Le FTA présentera bien entendu des créations d’artistes d’ici. Le metteur en scène montréalais Jérémie Niel, directeur de la compagnie Petrus, a adapté le roman Terres et cendres de l’Afghan Atif Rahimi. Il a invité le cinéaste Denis Côté (Les états nordiques, Carcasse) à collaborer à la création de CENDRES, l’histoire tragique de trois hommes qui survivent au bombardement de leur village. Claude Poissant du Théâtre PàP compte déployer pour cinq comédiens THE DRAGONFLY OF CHICOUTIMI de Larry Tremblay, un rôle créé par Jean-Louis Millette il y a quinze ans au festival. L’histoire de ce Québécois unilingue de Chicoutimi qui se réveille en parlant anglais demeure pertinente en ces temps de mondialisation.

Enfin, le très international Wajdi Mouawad reviendra au festival fermer la boucle du cycle de la saga LE SANG DES PROMESSES, ouverte en 1997 avec la création de Littoral. « Je suis un enfant du FTA », déclarait l’auteur et metteur en scène lors de ses débuts au festival. Les trois premiers volets du quatuor – Littoral, Incendies et Forêts – conduiront la quête de leurs personnages à la recherche des origines dans un labyrinthe de mythes anciens, le temps d’une seule et unique représentation qui sera certainement un événement incontournable du festival. Les spectateurs et les personnages seront, pour le suspense du dernier volet CIELS, captifs du même lieu. Wajdi Mouawad situe CIELS dans un univers formaté par les événements du 11 septembre et dénonce le poids des fantômes de nos pères. « Le théâtre est un état d’esprit », rappelle l’artiste qui, au retour de la tournée française de la tétralogie, brûle « d’arrêter tout cela » et d’écrire dans la solitude, une fois son mandat au théâtre français du Centre National des Arts complété.

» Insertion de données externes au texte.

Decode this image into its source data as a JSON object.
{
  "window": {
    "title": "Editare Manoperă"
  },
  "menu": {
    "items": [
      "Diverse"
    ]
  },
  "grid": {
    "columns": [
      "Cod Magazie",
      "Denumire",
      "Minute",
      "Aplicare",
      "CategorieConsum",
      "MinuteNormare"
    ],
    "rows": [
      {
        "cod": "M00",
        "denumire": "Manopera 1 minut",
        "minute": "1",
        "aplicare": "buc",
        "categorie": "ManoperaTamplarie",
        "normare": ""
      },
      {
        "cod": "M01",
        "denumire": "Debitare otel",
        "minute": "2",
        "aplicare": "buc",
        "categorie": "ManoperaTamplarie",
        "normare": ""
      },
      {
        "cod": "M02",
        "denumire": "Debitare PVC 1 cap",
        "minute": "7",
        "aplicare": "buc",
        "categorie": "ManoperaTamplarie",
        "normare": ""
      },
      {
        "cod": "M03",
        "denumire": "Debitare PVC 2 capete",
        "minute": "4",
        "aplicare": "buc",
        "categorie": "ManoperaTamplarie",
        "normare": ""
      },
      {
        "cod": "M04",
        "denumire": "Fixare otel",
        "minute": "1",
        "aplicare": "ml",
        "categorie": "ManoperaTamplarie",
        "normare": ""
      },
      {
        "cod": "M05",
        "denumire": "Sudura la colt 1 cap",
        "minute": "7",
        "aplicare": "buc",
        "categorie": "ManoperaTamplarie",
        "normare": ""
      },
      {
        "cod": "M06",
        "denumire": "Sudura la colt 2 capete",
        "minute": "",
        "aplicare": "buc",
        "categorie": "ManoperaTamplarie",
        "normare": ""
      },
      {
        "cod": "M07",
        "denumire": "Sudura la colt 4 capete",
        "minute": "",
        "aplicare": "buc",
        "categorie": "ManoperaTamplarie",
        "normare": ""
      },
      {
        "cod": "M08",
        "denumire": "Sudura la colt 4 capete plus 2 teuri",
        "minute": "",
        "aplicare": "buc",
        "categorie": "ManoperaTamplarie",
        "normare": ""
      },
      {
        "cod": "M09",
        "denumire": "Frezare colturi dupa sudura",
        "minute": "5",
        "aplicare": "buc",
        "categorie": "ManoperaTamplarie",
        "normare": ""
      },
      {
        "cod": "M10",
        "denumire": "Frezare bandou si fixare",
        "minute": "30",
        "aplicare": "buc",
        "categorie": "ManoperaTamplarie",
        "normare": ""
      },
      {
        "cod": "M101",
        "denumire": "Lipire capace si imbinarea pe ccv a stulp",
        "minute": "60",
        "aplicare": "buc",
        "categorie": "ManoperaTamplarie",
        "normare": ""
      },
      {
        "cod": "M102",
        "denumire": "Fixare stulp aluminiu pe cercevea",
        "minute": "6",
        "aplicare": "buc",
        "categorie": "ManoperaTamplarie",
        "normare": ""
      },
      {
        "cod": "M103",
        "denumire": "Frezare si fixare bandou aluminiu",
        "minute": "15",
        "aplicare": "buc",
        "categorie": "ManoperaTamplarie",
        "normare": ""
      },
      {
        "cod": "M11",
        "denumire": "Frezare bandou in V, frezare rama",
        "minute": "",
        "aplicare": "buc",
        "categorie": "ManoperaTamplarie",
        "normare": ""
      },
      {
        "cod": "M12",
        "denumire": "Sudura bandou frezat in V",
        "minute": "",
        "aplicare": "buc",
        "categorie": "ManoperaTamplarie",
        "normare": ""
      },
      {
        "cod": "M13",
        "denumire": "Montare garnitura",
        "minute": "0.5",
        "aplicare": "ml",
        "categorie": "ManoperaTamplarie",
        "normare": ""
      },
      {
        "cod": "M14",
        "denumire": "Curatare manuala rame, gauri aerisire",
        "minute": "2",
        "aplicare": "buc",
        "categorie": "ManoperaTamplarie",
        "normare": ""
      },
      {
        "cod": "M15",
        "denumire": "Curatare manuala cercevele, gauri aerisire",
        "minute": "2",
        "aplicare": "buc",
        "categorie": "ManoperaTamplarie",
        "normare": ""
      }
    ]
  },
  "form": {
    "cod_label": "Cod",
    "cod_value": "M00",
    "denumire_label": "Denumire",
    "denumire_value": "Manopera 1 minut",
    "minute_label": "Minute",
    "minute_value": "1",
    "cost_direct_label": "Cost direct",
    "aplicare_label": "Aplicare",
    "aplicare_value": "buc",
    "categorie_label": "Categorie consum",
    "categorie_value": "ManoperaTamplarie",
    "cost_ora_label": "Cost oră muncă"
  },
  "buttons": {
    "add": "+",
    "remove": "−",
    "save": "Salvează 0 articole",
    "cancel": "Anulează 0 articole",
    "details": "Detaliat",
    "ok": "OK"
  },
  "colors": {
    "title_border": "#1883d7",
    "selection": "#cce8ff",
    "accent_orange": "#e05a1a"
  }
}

Une journée pour Haïti sera le fier point d’orgue du festival. Martin Faucher, Brigitte Haentjens et Denis Marleau mettront en lecture les trois monologues de l’adaptation théâtrale que José Pliya a tirée d’Amour, colère et folie, le roman de l’auteure haïtienne Marie Vieux-Chauvet. Les artistes participent tous à ce formidable projet à titre gracieux et toutes les sommes recueillies lors de cette journée seront versées au Centre d’étude et de coopération internationale. Avis aux amateurs : d’avantageux forfaits sont en vente, en quantités toutefois limitées. Des rencontres avec les artistes Wajdi Mouawad, Claude Poissant, Philippe Quesne, Larry Tremblay, Ivo van Hove sont aussi à inscrire à nos agendas de festivaliers.